Inclusion by design a-neuro-cognitive trait interaction approach-to neurodivergent research – Jessica Dark, 2025

Where epistemic injustice names the harm — being excluded from or discredited within knowledge-making — epistemic enablement names the repair. It asks: what conditions actively support diverse ways of knowing?

The concept was introduced by Catala, Faucher, and Poirier (2021) and developed in neurodivergent research contexts by Dark (2025). It shifts the question from “who has been silenced?” to “what makes authentic knowledge possible here?”

Building on Fricker’s work, Catala et al. (2021) introduce the concept of epistemic enablement, which shifts attention to the conditions that foster epistemic agency. Whereas epistemic injustice reveals the harms caused by structural marginalisation (Chapman and Carel, 2022), epistemic enablement focuses on how environments can be actively shaped to support diverse ways of knowing and views knowledge production as relational and contextual rather than purely individual (Catala et al., 2021). In research with neurodivergent participant groups, this involves moving away from frameworks that expect participants to adapt to dominant norms and instead encouraging researchers to adapt their methods, expectations, and environments to better meet the processing needs of neurodivergent people. These ideas are further deepened by the concept of autism embodiment, as described by De Jaegher (2013), which views autistic ways of engaging with the world as shaped by internal experiences of processing differences. NCTIM adopts this perspective by recognising the role of neuro-cognitive traits in shaping research participation and by guiding the design of environments that are responsive to sensory, emotional, and cognitive ways of engaging.
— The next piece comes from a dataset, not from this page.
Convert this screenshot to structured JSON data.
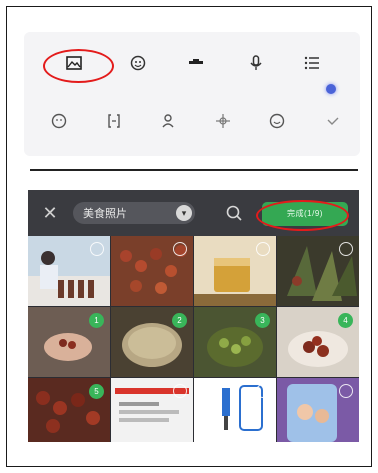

Inclusion by design a-neuro-cognitive trait interaction approach-to neurodivergent research – Jessica Dark, 2025

In neurodivergent contexts, epistemic enablement means communication preferences are treated as valid formats, not obstacles. Processing time is designed for, not demanded around. Relational safety is built in. Sensory and cognitive environments are responsive rather than standardized.

Epistemic enablement is the constructive complement to epistemic justice. Justice names the wrong. Enablement engineers the conditions for its opposite.

This is what accessible design is for. This is what regulated, relational, experience-centered environments make possible.